By Yom Kippur, in most of the yeshivas I visited, very little plastic sheeting is left. In the Sephardi yeshiva Ateret Shlomo in the Geula neighborhood, which borders Mea Shearim, there was only one “capsule” left, with a few disconsolate people praying within, while the rest of the students and rabbis were packed in the main space. At least most of them were wearing masks.
A society which is used to a life of self-imposed penury, which raises its children on the stories of rabbis who risked their lives to pray and study, needs to reinforce its self-sacrifice.
On the doors of Or Ha’Chaim yeshiva, under the presidency of Rabbi Reuven Elbaz, a member of Shas’ Council of Torah Sages, there were notices announcing that “due to the capsule guidelines, only those who have registered in advance may enter for prayers.” But the doors were open, and inside the sheeting had sagged so low that a small child could have stepped between the “capsules.” They certainly weren’t going to stop any germs from spreading.
In the largest yeshiva in Israel, the Lithuanian Yeshivat Mir, sheeting was stable, high and fixed onto sturdy wooden frames. But within the “capsules” were dozens more people praying than the guidelines allow. Similar fervor could be seen in other Lithuanian synagogues in the area.
At this stage in the pandemic, none of the early excuses about lack of communication with the outside world and ignorance of science can apply. The disproportionate number of ill and dead from COVID-19 within the Haredi community means they all know what we are up against. The ultra-Orthodox, like everyone else, have made their trade-off between protecting themselves from the virus and preserving a semblance of normal life. And their choice is clear: Sticking to tradition is more important. But perhaps it goes even beyond that. A society which is used to a life of self-imposed penury in tiny crowded apartments, which raises its children on the stories of rabbis who risked their lives to pray and study, and of saintly women who immersed themselves in the waters of frozen rivers to purify themselves from their monthly period, needs to reinforce its self-sacrifice.
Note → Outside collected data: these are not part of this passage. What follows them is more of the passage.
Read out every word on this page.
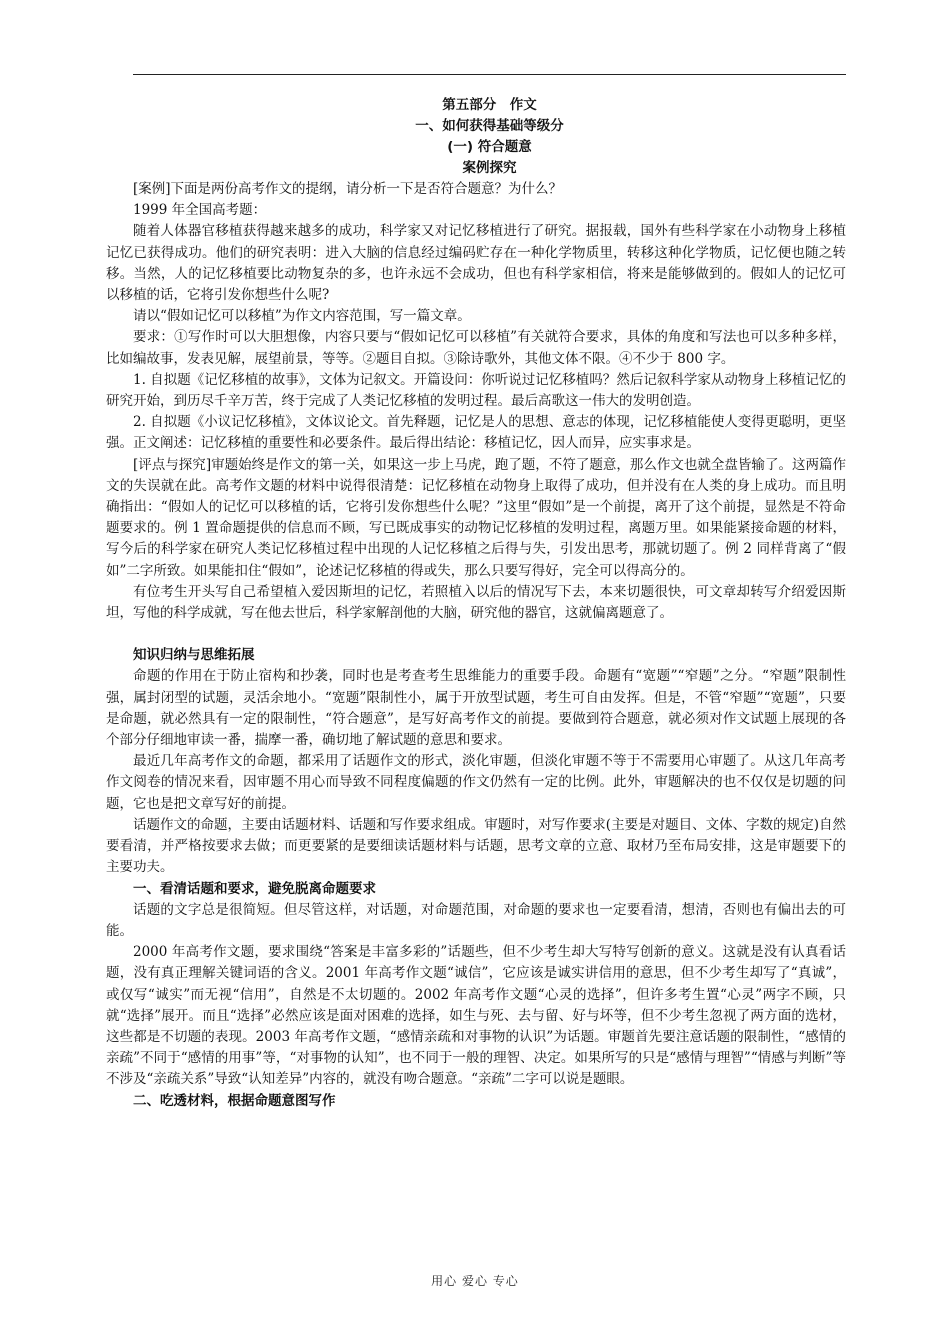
第五部分　作文

一、如何获得基础等级分

(一) 符合题意

案例探究

[案例]下面是两份高考作文的提纲，请分析一下是否符合题意？为什么？

1999 年全国高考题：

随着人体器官移植获得越来越多的成功，科学家又对记忆移植进行了研究。据报载，国外有些科学家在小动物身上移植记忆已获得成功。他们的研究表明：进入大脑的信息经过编码贮存在一种化学物质里，转移这种化学物质，记忆便也随之转移。当然，人的记忆移植要比动物复杂的多，也许永远不会成功，但也有科学家相信，将来是能够做到的。假如人的记忆可以移植的话，它将引发你想些什么呢?

请以“假如记忆可以移植”为作文内容范围，写一篇文章。

要求：①写作时可以大胆想像，内容只要与“假如记忆可以移植”有关就符合要求，具体的角度和写法也可以多种多样，比如编故事，发表见解，展望前景，等等。②题目自拟。③除诗歌外，其他文体不限。④不少于 800 字。

1. 自拟题《记忆移植的故事》，文体为记叙文。开篇设问：你听说过记忆移植吗？然后记叙科学家从动物身上移植记忆的研究开始，到历尽千辛万苦，终于完成了人类记忆移植的发明过程。最后高歌这一伟大的发明创造。

2. 自拟题《小议记忆移植》，文体议论文。首先释题，记忆是人的思想、意志的体现，记忆移植能使人变得更聪明，更坚强。正文阐述：记忆移植的重要性和必要条件。最后得出结论：移植记忆，因人而异，应实事求是。

[评点与探究]审题始终是作文的第一关，如果这一步上马虎，跑了题，不符了题意，那么作文也就全盘皆输了。这两篇作文的失误就在此。高考作文题的材料中说得很清楚：记忆移植在动物身上取得了成功，但并没有在人类的身上成功。而且明确指出：“假如人的记忆可以移植的话，它将引发你想些什么呢？”这里“假如”是一个前提，离开了这个前提，显然是不符命题要求的。例 1 置命题提供的信息而不顾，写已既成事实的动物记忆移植的发明过程，离题万里。如果能紧接命题的材料，写今后的科学家在研究人类记忆移植过程中出现的人记忆移植之后得与失，引发出思考，那就切题了。例 2 同样背离了“假如”二字所致。如果能扣住“假如”，论述记忆移植的得或失，那么只要写得好，完全可以得高分的。

有位考生开头写自己希望植入爱因斯坦的记忆，若照植入以后的情况写下去，本来切题很快，可文章却转写介绍爱因斯坦，写他的科学成就，写在他去世后，科学家解剖他的大脑，研究他的器官，这就偏离题意了。

知识归纳与思维拓展

命题的作用在于防止宿构和抄袭，同时也是考查考生思维能力的重要手段。命题有“宽题”“窄题”之分。“窄题”限制性强，属封闭型的试题，灵活余地小。“宽题”限制性小，属于开放型试题，考生可自由发挥。但是，不管“窄题”“宽题”，只要是命题，就必然具有一定的限制性，“符合题意”，是写好高考作文的前提。要做到符合题意，就必须对作文试题上展现的各个部分仔细地审读一番，揣摩一番，确切地了解试题的意思和要求。

最近几年高考作文的命题，都采用了话题作文的形式，淡化审题，但淡化审题不等于不需要用心审题了。从这几年高考作文阅卷的情况来看，因审题不用心而导致不同程度偏题的作文仍然有一定的比例。此外，审题解决的也不仅仅是切题的问题，它也是把文章写好的前提。

话题作文的命题，主要由话题材料、话题和写作要求组成。审题时，对写作要求(主要是对题目、文体、字数的规定)自然要看清，并严格按要求去做；而更要紧的是要细读话题材料与话题，思考文章的立意、取材乃至布局安排，这是审题要下的主要功夫。

一、看清话题和要求，避免脱离命题要求

话题的文字总是很简短。但尽管这样，对话题，对命题范围，对命题的要求也一定要看清，想清，否则也有偏出去的可能。

2000 年高考作文题，要求围绕“答案是丰富多彩的”话题些，但不少考生却大写特写创新的意义。这就是没有认真看话题，没有真正理解关键词语的含义。2001 年高考作文题“诚信”，它应该是诚实讲信用的意思，但不少考生却写了“真诚”，或仅写“诚实”而无视“信用”，自然是不太切题的。2002 年高考作文题“心灵的选择”，但许多考生置“心灵”两字不顾，只就“选择”展开。而且“选择”必然应该是面对困难的选择，如生与死、去与留、好与坏等，但不少考生忽视了两方面的选材，这些都是不切题的表现。2003 年高考作文题，“感情亲疏和对事物的认识”为话题。审题首先要注意话题的限制性，“感情的亲疏”不同于“感情的用事”等，“对事物的认知”，也不同于一般的理智、决定。如果所写的只是“感情与理智”“情感与判断”等不涉及“亲疏关系”导致“认知差异”内容的，就没有吻合题意。“亲疏”二字可以说是题眼。

二、吃透材料，根据命题意图写作

用心 爱心 专心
Not all the Haredim see it this way; there have been a few contradictory voices, such as that of Rabbi David Yosef, who has repeatedly called for closing down all synagogues. But even in the most famous Sephardi synagogue in central Jerusalem, “Yazdim,” where David Yosef's father Rabbi Ovadia Yosef would deliver his popular Saturday night lessons, Yom Kippur prayers proceeded nearly as normal, with a few plastic sheets but no real distancing.
There was another way of praying together on Yom Kippur 5781. In Jerusalem and many other cities around Israel, hundreds of thousands of Israelis prayed, in small groups, in the open air, in backyards, gardens and parks, even by the side of the road on plastic chairs, as children rode bikes around them, another cherished Israeli Yom Kippur tradition. Around Tel Aviv’s iconic Dizengoff Square, the singing voices of men and women mingled.
Perhaps this Yom Kippur created two parallel narratives. That of the Haredi autonomy, standing up to the rest of the nation, maintaining the trauma of victimhood and deepening divisions. And the narrative of a new open-air Israeli-style prayer, which despite the distancing, also brought down barriers, and brought people together.